Los Crocs

Los Crocs

Los primeros Crocs de Colombia los tuve yo, y me siento orgulloso de ello.

18 de agosto 2018 , 12:00 a.m.

Los primeros Crocs de Colombia los tuve yo, y me siento orgulloso de ello. Eran anaranjados, no me los bajaba y aún los tengo. Los compré hace doce años en Israel, donde eran muy populares, luego me paseé con ellos dos meses por Europa y después por Colombia, sin que nadie tuviera algo parecido, y muchos preguntaran qué era eso que llevaba en los pies. Unos por curiosidad, otros por físico repudio.

Pero si miran bien, son un gran invento: unos zuecos de colores hechos de caucho; livianos, fáciles de usar, fáciles de limpiar. No tienen pierde, es como andar descalzo sin estarlo. Son tan maravillosos que cambiaron el panorama de los zapatos, pusieron a la gente a hablar de ellos, y hasta a chiviarlos.
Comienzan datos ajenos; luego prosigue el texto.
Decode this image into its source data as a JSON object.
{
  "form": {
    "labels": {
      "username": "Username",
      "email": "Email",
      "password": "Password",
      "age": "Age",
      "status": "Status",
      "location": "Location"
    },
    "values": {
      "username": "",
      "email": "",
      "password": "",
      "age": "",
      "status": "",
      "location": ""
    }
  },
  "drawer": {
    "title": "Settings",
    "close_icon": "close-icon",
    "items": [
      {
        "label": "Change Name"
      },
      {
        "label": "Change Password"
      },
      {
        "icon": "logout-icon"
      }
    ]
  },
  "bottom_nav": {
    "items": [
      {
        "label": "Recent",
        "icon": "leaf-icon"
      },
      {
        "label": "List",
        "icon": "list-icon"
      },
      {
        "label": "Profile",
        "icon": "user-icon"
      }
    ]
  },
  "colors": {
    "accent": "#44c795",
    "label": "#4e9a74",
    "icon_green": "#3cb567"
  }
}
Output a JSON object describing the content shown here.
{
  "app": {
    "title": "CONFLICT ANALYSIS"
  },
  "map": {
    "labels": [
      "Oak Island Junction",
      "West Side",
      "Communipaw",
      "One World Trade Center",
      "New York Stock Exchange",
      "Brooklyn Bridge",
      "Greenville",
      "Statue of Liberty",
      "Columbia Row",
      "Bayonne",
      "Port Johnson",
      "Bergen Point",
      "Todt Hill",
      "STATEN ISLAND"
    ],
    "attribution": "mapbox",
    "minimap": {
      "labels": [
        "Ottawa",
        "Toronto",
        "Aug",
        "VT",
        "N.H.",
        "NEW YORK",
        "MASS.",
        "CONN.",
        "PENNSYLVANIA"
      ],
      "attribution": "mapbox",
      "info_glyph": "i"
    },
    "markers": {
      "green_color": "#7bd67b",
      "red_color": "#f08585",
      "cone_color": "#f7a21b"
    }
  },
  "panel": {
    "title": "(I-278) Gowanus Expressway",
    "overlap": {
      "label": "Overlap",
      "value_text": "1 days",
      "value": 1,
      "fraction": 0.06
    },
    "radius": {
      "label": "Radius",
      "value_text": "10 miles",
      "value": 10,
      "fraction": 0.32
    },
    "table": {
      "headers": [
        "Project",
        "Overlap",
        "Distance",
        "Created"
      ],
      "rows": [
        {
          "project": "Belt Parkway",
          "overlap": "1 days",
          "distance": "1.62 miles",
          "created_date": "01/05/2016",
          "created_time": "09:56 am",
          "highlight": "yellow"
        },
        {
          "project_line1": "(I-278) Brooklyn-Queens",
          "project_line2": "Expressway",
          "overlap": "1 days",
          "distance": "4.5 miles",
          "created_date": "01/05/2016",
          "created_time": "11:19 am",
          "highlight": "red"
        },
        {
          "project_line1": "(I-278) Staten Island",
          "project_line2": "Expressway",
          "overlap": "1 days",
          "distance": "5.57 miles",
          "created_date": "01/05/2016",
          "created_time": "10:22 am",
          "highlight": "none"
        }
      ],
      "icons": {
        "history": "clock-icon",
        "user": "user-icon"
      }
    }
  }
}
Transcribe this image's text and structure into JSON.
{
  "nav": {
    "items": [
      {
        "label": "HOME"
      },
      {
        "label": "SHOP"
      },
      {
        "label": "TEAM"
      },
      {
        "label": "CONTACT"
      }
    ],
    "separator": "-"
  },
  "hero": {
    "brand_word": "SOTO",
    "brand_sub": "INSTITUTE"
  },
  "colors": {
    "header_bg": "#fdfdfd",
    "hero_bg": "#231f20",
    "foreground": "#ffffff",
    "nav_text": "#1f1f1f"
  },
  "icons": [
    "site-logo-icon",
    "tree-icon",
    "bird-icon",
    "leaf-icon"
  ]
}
El mercado está lleno de imitaciones de Crocs, y eso dice mucho de su impacto. Porque nadie es indiferente a ellos, o los aman o los rechazan. A mí me parecen una maravilla, y quienes los descalifican por feos son unos prejuiciosos, porque va uno a ver quiénes son, y resulta que les gustan cosas tan o más feas. Oyen reguetón, tienen pugs, manejan carros deportivos y compran esas carteras Louis Vuitton que vienen con el mosaico de la L y la V. Podrán parecer finas, pero lo cierto es que son de lo corroncho que hay.

Es más, quien usa algo así es doblemente corroncho porque un Croc se sabe feo, no aspira a más que a consentir el pie; la cartera, en cambio, es en teoría un símbolo de sofisticación, cuando en realidad deja en evidencia a una persona que quiere gritarle al mundo que tiene plata.

Si miramos bien, es coherente que el expresidente los use; la gente ama u odia a Uribe en la misma medida en que ama u odia los Crocs, como si estuvieran hechos el uno para el otro.

El punto es que esta semana fueron noticia porque anunciaron que iban a cerrar sus fábricas y que su jefe de finanzas había renunciado, lo cual produjo el júbilo de muchos, ni idea de por qué. Hay gente que dice que odia los Crocs con la misma ligereza con que dice que odia el helado de ron con pasas o la lengua en salsa; unos sobreactuados, como si alguna de esas cosas les hubiera hecho daño.

Cuando alguien dice que odia algo de la vida cotidiana que simplemente está ahí es porque está buscando atención, no se sabe expresar o simplemente se odia a sí mismo. El cierre de las fábricas no quiere decir la desaparición de los Crocs, o al menos eso anunciaron. Se trata de una estrategia para fabricarlos en maquilas y así abaratar costos. Parece que habrá Crocs para rato.

De la noticia me enteré por un tuit de Álvaro Uribe, fanático de la marca, que seguro difundió la información con gran preocupación. Y si miramos bien, es coherente que el expresidente los use; la gente ama u odia a Uribe en la misma medida en que ama u odia los Crocs, como si estuvieran hechos el uno para el otro. Es macabramente tierno ver a Uribe en Crocs, como si no tuviera la culpa de nada y fuera apenas un abuelito que retoza con sus nietos. Luego lo oye uno decir con falsa humildad que él usa Crocs mientras que Petro viste Ferragamo, para recordar el viejo manipulador que es.

Yo ya no hago muchas de las cosas que hacía doce años atrás, entre esas usar Crocs en público. Y no tiene nada que ver con que sean los zapatos preferidos de Uribe, sino con un asunto de madurez. ¿Han visto esa gente que se deja las medias a la hora del sexo? Yo una vez tuve sexo con Crocs puestos, y no me enorgullezco de ello; hoy solo los uso cuando estoy en casa porque no encuentro nada más cómodo, y entiendo que un zapato así solo se usa en la privacidad del hogar si tienes un pie herido, trabajas en el área de la salud o tienes ocho años. Y salvo que sea expresidente de un país, nadie puede llegar a una reunión en Crocs y esperar ser tomado en serio.

Si alguien es tan fanático de los Crocs como yo y tuvo su primer par antes de mayo de 2006, que me avise. Podríamos reunirnos, intercambiar impresiones y, de paso, mandarle un DM a Uribe a ver si quiere acompañarnos. Eso si no nos ha bloqueado antes.